A year and a half ago I heard Paul Saffo of Stanford speak at the World Innovation Forum. I described his insight that intelligent sensors would be built into all kinds of devices, and that the harvesting of information from these sensors would become fertile ground for innovation.
For example, sensors can be embedded in running shoes. These sensors can transmit GPS coordinates and running data. Other types of sensors can report weather conditions, or environmental measurements from water and/or soil.
Creating IT infrastructures to harvest all of this data is a critical goal.
Especially when the sensors are embedded in products that are sold globally.
Think about the logistics of gathering sensor data from all points around the globe. The bottom line is that sensor-producing corporations want to "turn loose" their programmers to do real-time queries on incoming sensor data:
- What percentage of the Eastern Hemisphere is sunny RIGHT NOW?
- What was the average distance covered today by all runners wearing a certain brand of running shoe?

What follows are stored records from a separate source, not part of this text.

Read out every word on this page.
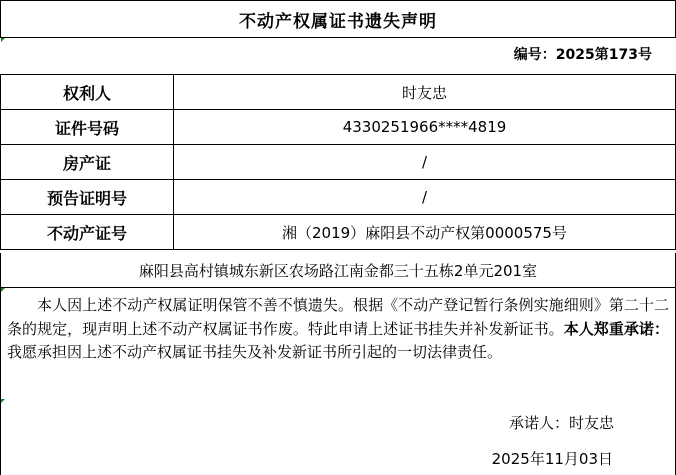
不动产权属证书遗失声明
编号：2025第173号
权利人	时友忠
证件号码	4330251966****4819
房产证	/
预告证明号	/
不动产证号	湘（2019）麻阳县不动产权第0000575号
麻阳县高村镇城东新区农场路江南金都三十五栋2单元201室
本人因上述不动产权属证明保管不善不慎遗失。根据《不动产登记暂行条例实施细则》第二十二条的规定，现声明上述不动产权属证书作废。特此申请上述证书挂失并补发新证书。本人郑重承诺：我愿承担因上述不动产权属证书挂失及补发新证书所引起的一切法律责任。
承诺人：时友忠
2025年11月03日
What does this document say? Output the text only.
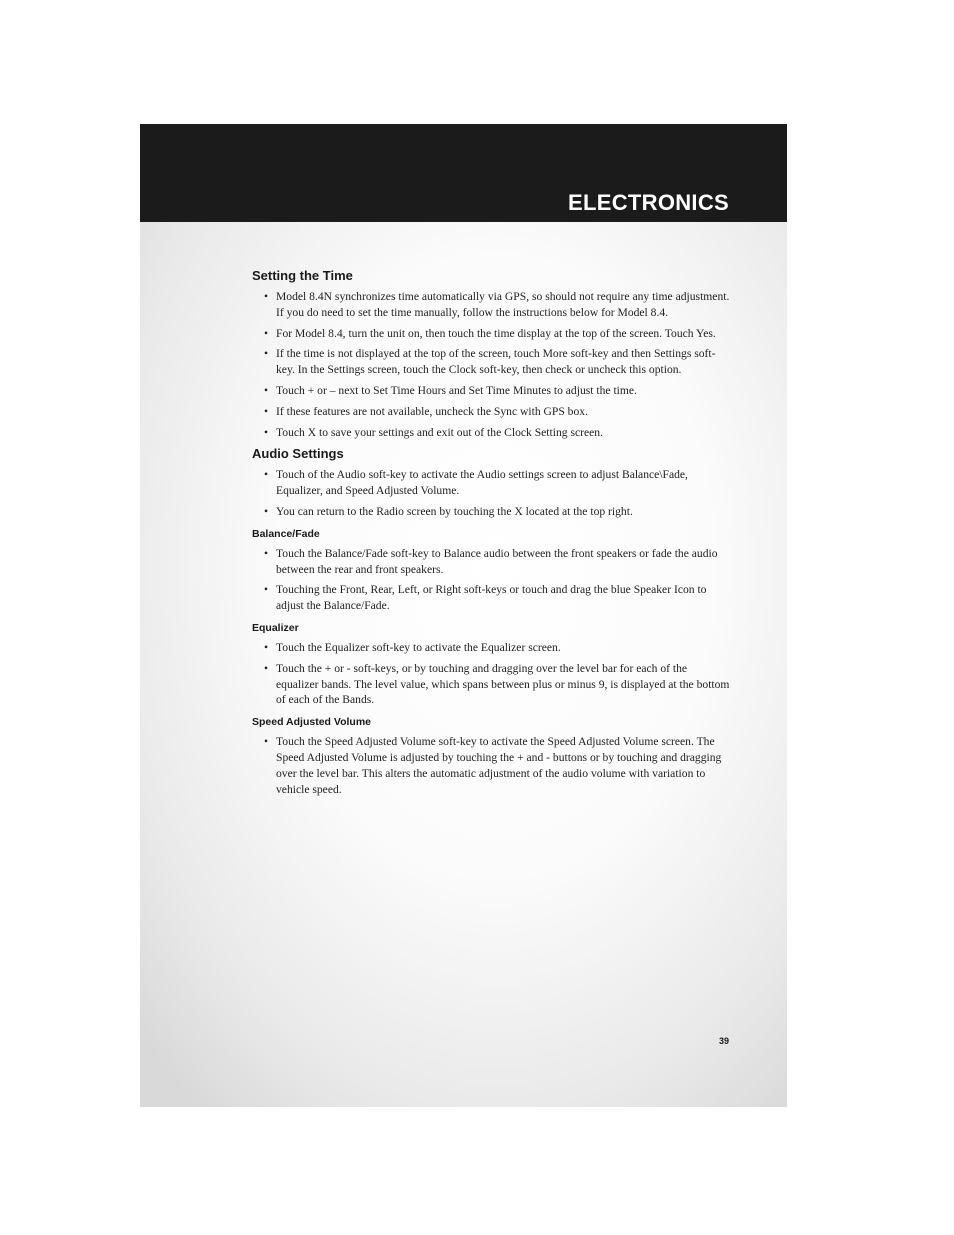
ELECTRONICS
Setting the Time
• Model 8.4N synchronizes time automatically via GPS, so should not require any time adjustment. If you do need to set the time manually, follow the instructions below for Model 8.4.
• For Model 8.4, turn the unit on, then touch the time display at the top of the screen. Touch Yes.
• If the time is not displayed at the top of the screen, touch More soft-key and then Settings soft-key. In the Settings screen, touch the Clock soft-key, then check or uncheck this option.
• Touch + or – next to Set Time Hours and Set Time Minutes to adjust the time.
• If these features are not available, uncheck the Sync with GPS box.
• Touch X to save your settings and exit out of the Clock Setting screen.
Audio Settings
• Touch of the Audio soft-key to activate the Audio settings screen to adjust Balance\Fade, Equalizer, and Speed Adjusted Volume.
• You can return to the Radio screen by touching the X located at the top right.
Balance/Fade
• Touch the Balance/Fade soft-key to Balance audio between the front speakers or fade the audio between the rear and front speakers.
• Touching the Front, Rear, Left, or Right soft-keys or touch and drag the blue Speaker Icon to adjust the Balance/Fade.
Equalizer
• Touch the Equalizer soft-key to activate the Equalizer screen.
• Touch the + or - soft-keys, or by touching and dragging over the level bar for each of the equalizer bands. The level value, which spans between plus or minus 9, is displayed at the bottom of each of the Bands.
Speed Adjusted Volume
• Touch the Speed Adjusted Volume soft-key to activate the Speed Adjusted Volume screen. The Speed Adjusted Volume is adjusted by touching the + and - buttons or by touching and dragging over the level bar. This alters the automatic adjustment of the audio volume with variation to vehicle speed.
39
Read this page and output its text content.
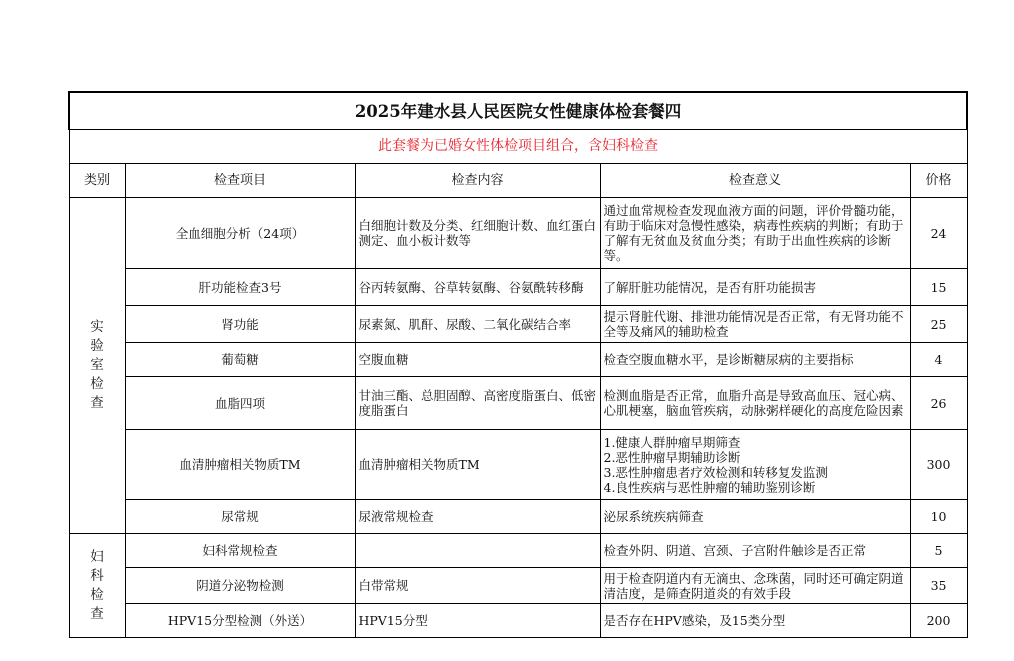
2025年建水县人民医院女性健康体检套餐四				
此套餐为已婚女性体检项目组合，含妇科检查				
类别	检查项目	检查内容	检查意义	价格

实
验
室
检
查	全血细胞分析（24项）	白细胞计数及分类、红细胞计数、血红蛋白测定、血小板计数等	通过血常规检查发现血液方面的问题，评价骨髓功能，有助于临床对急慢性感染，病毒性疾病的判断；有助于了解有无贫血及贫血分类；有助于出血性疾病的诊断等。	24
	肝功能检查3号	谷丙转氨酶、谷草转氨酶、谷氨酰转移酶	了解肝脏功能情况，是否有肝功能损害	15
	肾功能	尿素氮、肌酐、尿酸、二氧化碳结合率	提示肾脏代谢、排泄功能情况是否正常，有无肾功能不全等及痛风的辅助检查	25
	葡萄糖	空腹血糖	检查空腹血糖水平，是诊断糖尿病的主要指标	4
	血脂四项	甘油三酯、总胆固醇、高密度脂蛋白、低密度脂蛋白	检测血脂是否正常，血脂升高是导致高血压、冠心病、心肌梗塞，脑血管疾病，动脉粥样硬化的高度危险因素	26
	血清肿瘤相关物质TM	血清肿瘤相关物质TM	1.健康人群肿瘤早期筛查
2.恶性肿瘤早期辅助诊断
3.恶性肿瘤患者疗效检测和转移复发监测
4.良性疾病与恶性肿瘤的辅助鉴别诊断	300
	尿常规	尿液常规检查	泌尿系统疾病筛查	10

妇
科
检
查	妇科常规检查		检查外阴、阴道、宫颈、子宫附件触诊是否正常	5
	阴道分泌物检测	白带常规	用于检查阴道内有无滴虫、念珠菌，同时还可确定阴道清洁度，是筛查阴道炎的有效手段	35
	HPV15分型检测（外送）	HPV15分型	是否存在HPV感染，及15类分型	200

- Which continent is currently experiencing the poorest air quality?
This week I was perusing our internal social media site (EMC ONE) when I read a blog post that caused my jaw to hit the floor. A few of our customer-facing engineers designed a "back-of-the-napkin" global solution with one our customers, and then jointly built a proof of concept.
And it worked. Exactly like they had written on the napkin. (Actually it was probably a whiteboard. Global architectures are tough to fit on a napkin). I gleaned what I could from the article and then ran a few questions by Subramanian Kartik, an EMC Distinguished Engineer, PhD, and buddy of mine. Kartik and Dave Cohen diagrammed the solution with a customer at EMC's Santa Clara lab.
It's worth describing how such a system can be built.
Requirements
When using napkins, whiteboards, and building proof-of-concepts, the requirements end up being fairly high-level and simple:
- the hardware architecture needs to be globally federated
- the customer wants to very easily manage this global architecture (e.g. private cloud), or they want to upload their programming queries and results to a service provider that is managing the deployment for them.
- the programmers want no underlying knowledge of hardware location or implementation. They just want to do big queries against all sensor output
- the programmers can be anywhere in the world, and if a certain set of programmers in a certain region start to generate a massive amount of queries, the architecture must be fluid enough to dynamically shift workloads.
Software Components
In order to satisfy the above requirements, the first thing drawn on the napkin was GemFire. As I wrote previously, GemFire is a geographically distributed database that is very fast due to the use of distributed in-memory database tables. Programmers can write queries on recent sensor data, and they can also subscribe to events from sensors (e.g. product was turned on/off, product is changing location).
GemFire is part of VMware/SpringSource.
In addition to the GemFire component, another critical addition to the architecture was vFabric Hyperic. This software can detect when the progamming load increases to the point of bottleneck. This detection can result in the addition of new servers/VMs and/or the shifting of workloads to different geographical locations.
These two software components of course join many of the other software components that must be present in order to manage a cloud deployment. I mention these two specifically because they are germaine to the global sensor discussion.
Hardware Components
The main hardware component is a vBlock. These vBlocks would be located at geographically strategic locations around the world. The VMware environment running within these vBlocks is of course the context in which the GemFire and vFabric Hyperic components run.
The geographical distribution of data blocks and workloads falls to the VPLEX device.
And finally, the long-term destination for the enormous amounts of historical sensor data is Atmos. GemFire can only realistically hold the most recent sensor data. An additional data store is required to hold ALL OF IT, and storage at global scale is what Atmos does.
This last piece of the hardware architecture is actually the piece that the customer holds most dear. Why? Because after the programmers have done their real-time queries on how their products are being globally-used, the entire historical body of sensor data can be re-purposed for other uses.
In particular, this information may have great monetary value to any number of global customers. And these customers are not the same ones that buy the products the sensors are embedded in. They may want access to environmental data, for example. Or travel patterns. Or exercise habits.
In other words (as Chuck likes to say), corporations that build global global sensor architectures might need a CFO to track the monetary value of their historical sensor data.
Field Innovation
The proof-of-concept happened at a customer site last week. The pieces worked together in the exact same architecture that was first envisioned.
I'm hoping that Kartik and others can keep us posted on the progress. I write a lot about innovation from the product development perspective. Our field team innovates in a much different way, and I love it in when they document the things that they are coming up with. In fact, last night the latest class of EMC Distinguished Engineers were inducted, and it seemed that half of the new inductees were either field-based talent or technologists from EMC's IT department.
They have to innovate by creatively combining the different products that are currently shipping.
And in this particular example, there were a wide set of technologies to choose from.
Steve
Twitter: @SteveTodd
Hi Steve,
Looks like it makes sense to add GreenPlum for historical data analysis. Am I right?
Cheers,
Ronaldo
Posted by: Account Deleted | November 18, 2010 at 09:21 AM
Hi Ronaldo,
Yes you are right, it makes a lot of sense!
Posted by: Steve Todd | November 18, 2010 at 01:03 PM